In any case, if it is a physical fault, before you send the thing away, try plugging some headphones into the socket - because it might not be the socket itself that is faulty, and may instead be the plug on the end of the speaker cable - if so, it’s probably going to be cheaper and easier just to get some new speakers (or a new cable if it isn’t hardwired in at the speaker end).

What Mangetout said. It could be as simple as a $1 part. Try different speakers or a headphone. It could be that your intermittent problem was a bad connection.
Drivers don’t break and then get fixed and then break again.

Generally this is true, but if Vista is silently downloading and installing driver updates from Microsoft in the background, it could well be replacing the working soundcard driver with what it considers is a newer, better one, but one that doesn’t actually work, then it could appear that the driver was going wrong, then right, then wrong again.

My experience of the soundcard driver updates offered by Windows Update is that they do sometimes stop the soundcard from working - on more than one computer, I’ve has MS update offer me a completely inappropriate driver for my hardware.

Ah, that’s good to know for future reference.

Actually, I never did get the drivers to work- I just tried many different versions, none of them worked, and then at the end I put back in what my computer said was supposed to be in there (which still didn’t work, of course). The hardware tech I spoke to after Patel told me there was an issue with the motherboard and jack- apparently it’s been happening to a lot of other people, too, not just me.

I hope I’m doing the right thing by sending it. It sucks to have to go back to my old computer for at least 3 weeks.

Shoot, if that were me I’d replace the sound card with something off the shelf at the local computer parts store. I hate not having a computer at home. I guess that’s why we have more than one. :wink:
At least with fixing it yourself you won’t have to worry about them replacing the bad card with the same type of card that may go bad again…
And sound cards are cheap and easy to replace. Unless you have a laptop.
Even if the sound card is part of the mother board you can disable that one and enable the newly installed one.

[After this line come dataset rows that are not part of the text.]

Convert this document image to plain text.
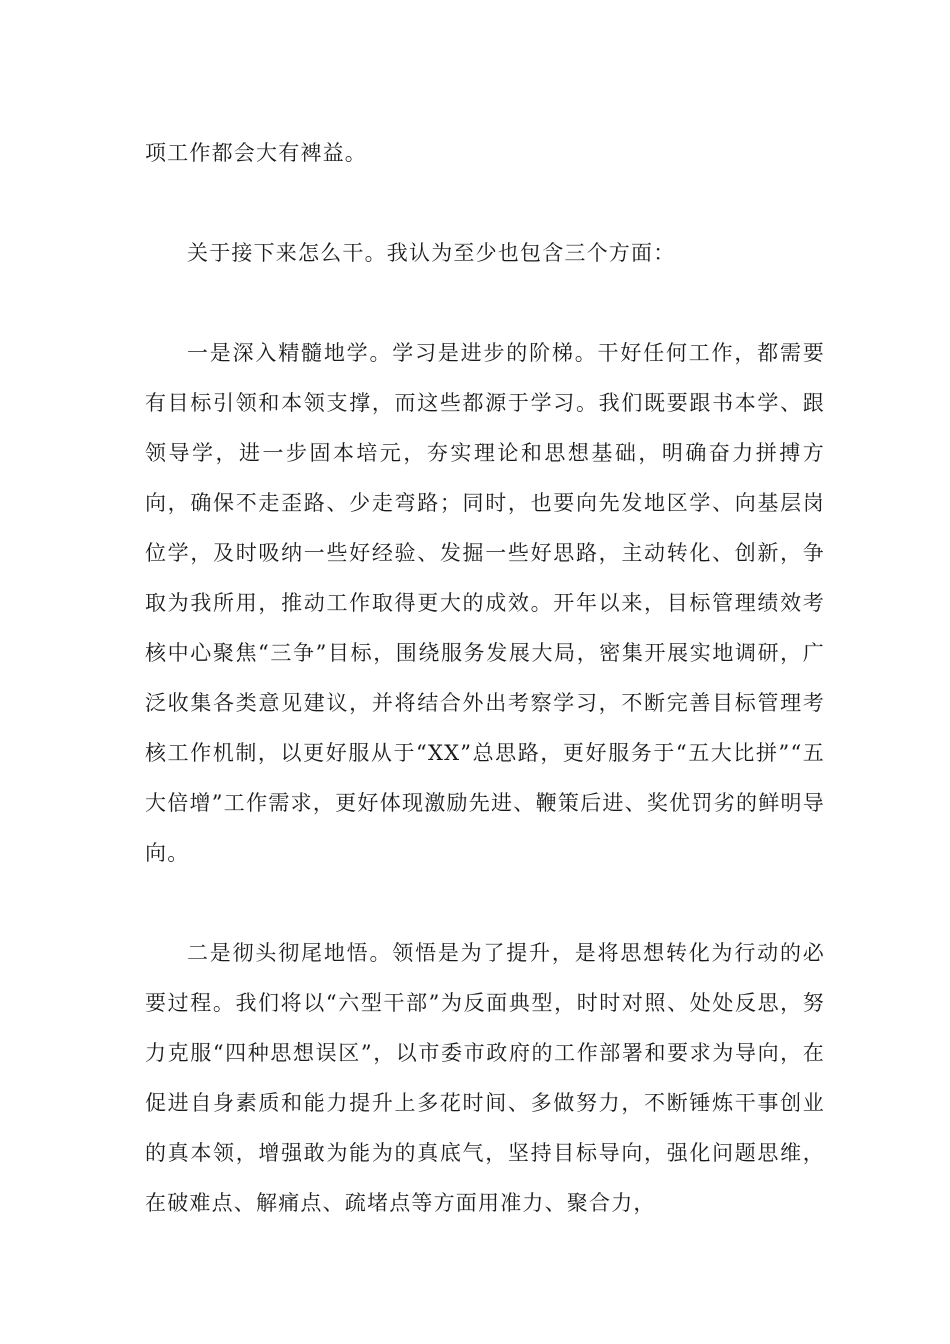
项工作都会大有裨益。

关于接下来怎么干。我认为至少也包含三个方面：

一是深入精髓地学。学习是进步的阶梯。干好任何工作，都需要有目标引领和本领支撑，而这些都源于学习。我们既要跟书本学、跟领导学，进一步固本培元，夯实理论和思想基础，明确奋力拼搏方向，确保不走歪路、少走弯路；同时，也要向先发地区学、向基层岗位学，及时吸纳一些好经验、发掘一些好思路，主动转化、创新，争取为我所用，推动工作取得更大的成效。开年以来，目标管理绩效考核中心聚焦“三争”目标，围绕服务发展大局，密集开展实地调研，广泛收集各类意见建议，并将结合外出考察学习，不断完善目标管理考核工作机制，以更好服从于“XX”总思路，更好服务于“五大比拼”“五大倍增”工作需求，更好体现激励先进、鞭策后进、奖优罚劣的鲜明导向。

二是彻头彻尾地悟。领悟是为了提升，是将思想转化为行动的必要过程。我们将以“六型干部”为反面典型，时时对照、处处反思，努力克服“四种思想误区”，以市委市政府的工作部署和要求为导向，在促进自身素质和能力提升上多花时间、多做努力，不断锤炼干事创业的真本领，增强敢为能为的真底气，坚持目标导向，强化问题思维，在破难点、解痛点、疏堵点等方面用准力、聚合力，
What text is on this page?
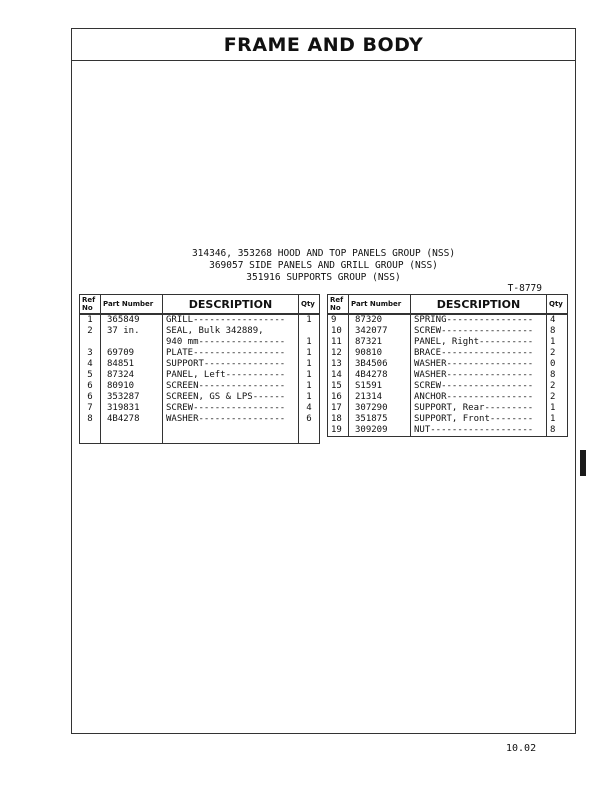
FRAME AND BODY
314346, 353268 HOOD AND TOP PANELS GROUP (NSS)
369057 SIDE PANELS AND GRILL GROUP (NSS)
351916 SUPPORTS GROUP (NSS)
T-8779
Ref No	Part Number	DESCRIPTION	Qty
1	365849	GRILL-----------------	1
2	37 in.	SEAL, Bulk 342889,	
		940 mm----------------	1
3	69709	PLATE-----------------	1
4	84851	SUPPORT---------------	1
5	87324	PANEL, Left-----------	1
6	80910	SCREEN----------------	1
6	353287	SCREEN, GS & LPS------	1
7	319831	SCREW-----------------	4
8	4B4278	WASHER----------------	6

Ref No	Part Number	DESCRIPTION	Qty
9	87320	SPRING----------------	4
10	342077	SCREW-----------------	8
11	87321	PANEL, Right----------	1
12	90810	BRACE-----------------	2
13	3B4506	WASHER----------------	0
14	4B4278	WASHER----------------	8
15	S1591	SCREW-----------------	2
16	21314	ANCHOR----------------	2
17	307290	SUPPORT, Rear---------	1
18	351875	SUPPORT, Front--------	1
19	309209	NUT-------------------	8
10.02
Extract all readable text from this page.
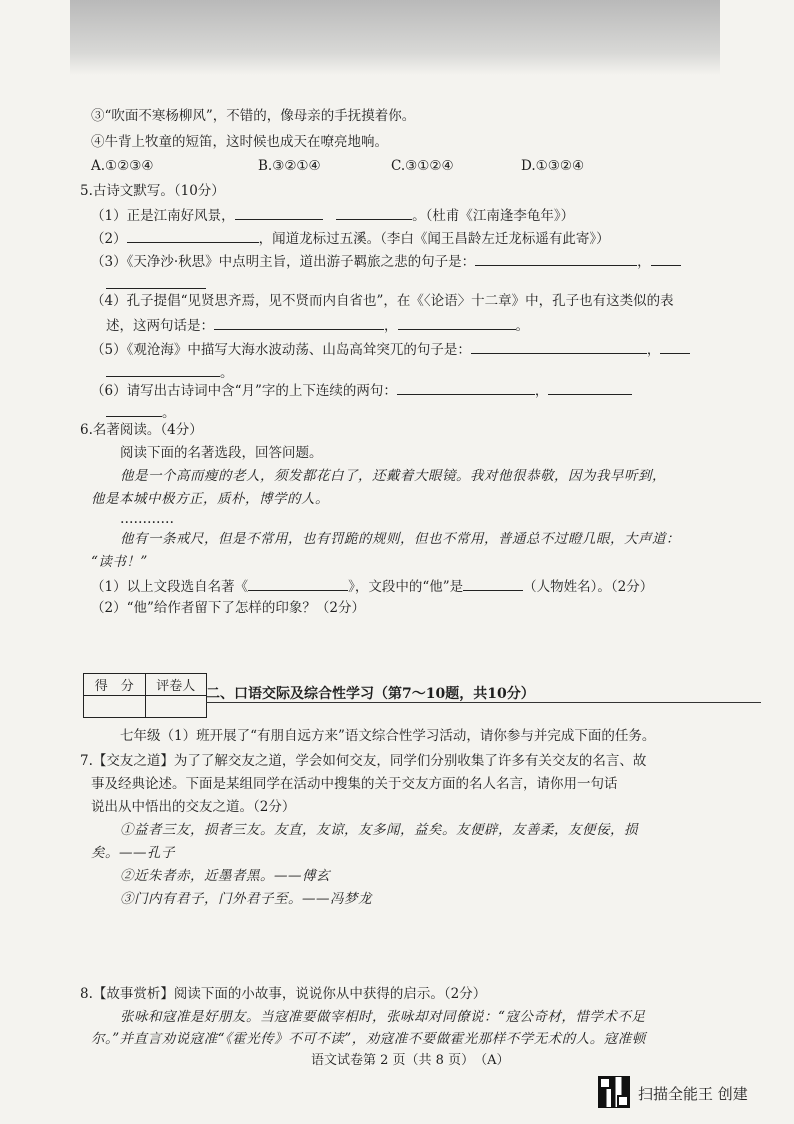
③“吹面不寒杨柳风”，不错的，像母亲的手抚摸着你。
④牛背上牧童的短笛，这时候也成天在嘹亮地响。
A.①②③④	B.③②①④	C.③①②④	D.①③②④
5.古诗文默写。（10分）
（1）正是江南好风景，　	。（杜甫《江南逢李龟年》）
（2）	，闻道龙标过五溪。（李白《闻王昌龄左迁龙标遥有此寄》）
（3）《天净沙·秋思》中点明主旨，道出游子羁旅之悲的句子是：	，
（4）孔子提倡“见贤思齐焉，见不贤而内自省也”，在《〈论语〉十二章》中，孔子也有这类似的表
述，这两句话是：	，	。
（5）《观沧海》中描写大海水波动荡、山岛高耸突兀的句子是：	，
。
（6）请写出古诗词中含“月”字的上下连续的两句：	，
。
6.名著阅读。（4分）
阅读下面的名著选段，回答问题。
他是一个高而瘦的老人，须发都花白了，还戴着大眼镜。我对他很恭敬，因为我早听到，
他是本城中极方正，质朴，博学的人。
…………
他有一条戒尺，但是不常用，也有罚跪的规则，但也不常用，普通总不过瞪几眼，大声道：
“读书！”
（1）以上文段选自名著《	》，文段中的“他”是	（人物姓名）。（2分）
（2）“他”给作者留下了怎样的印象？（2分）
得　分	评卷人
	二、口语交际及综合性学习（第7～10题，共10分）
七年级（1）班开展了“有朋自远方来”语文综合性学习活动，请你参与并完成下面的任务。
7.【交友之道】为了了解交友之道，学会如何交友，同学们分别收集了许多有关交友的名言、故
事及经典论述。下面是某组同学在活动中搜集的关于交友方面的名人名言，请你用一句话
说出从中悟出的交友之道。（2分）
①益者三友，损者三友。友直，友谅，友多闻，益矣。友便辟，友善柔，友便佞，损
矣。——孔子
②近朱者赤，近墨者黑。——傅玄
③门内有君子，门外君子至。——冯梦龙
8.【故事赏析】阅读下面的小故事，说说你从中获得的启示。（2分）
张咏和寇准是好朋友。当寇准要做宰相时，张咏却对同僚说：“寇公奇材，惜学术不足
尔。”并直言劝说寇准“《霍光传》不可不读”，劝寇准不要做霍光那样不学无术的人。寇准顿
语文试卷第 2 页（共 8 页）　（A）
扫描全能王 创建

Well maybe I misoverestimated by computer skillz… maybe they are more like a 2. I have not the first clue how to do that and I’d even be scared of letting my 16 year-old son do it. I’ll gladly ship it- I do have the one I replaced with it, it’s just that Vista is so pretty.

A couple of friends have suggested that since I just bought it 2 months ago, I should just march back into Sam’s Club with my 55-pound box of computer and demand a new one. You can’t do that! Can you? Nah, I’m pretty sure I would look like a big country bumpkin if I did that.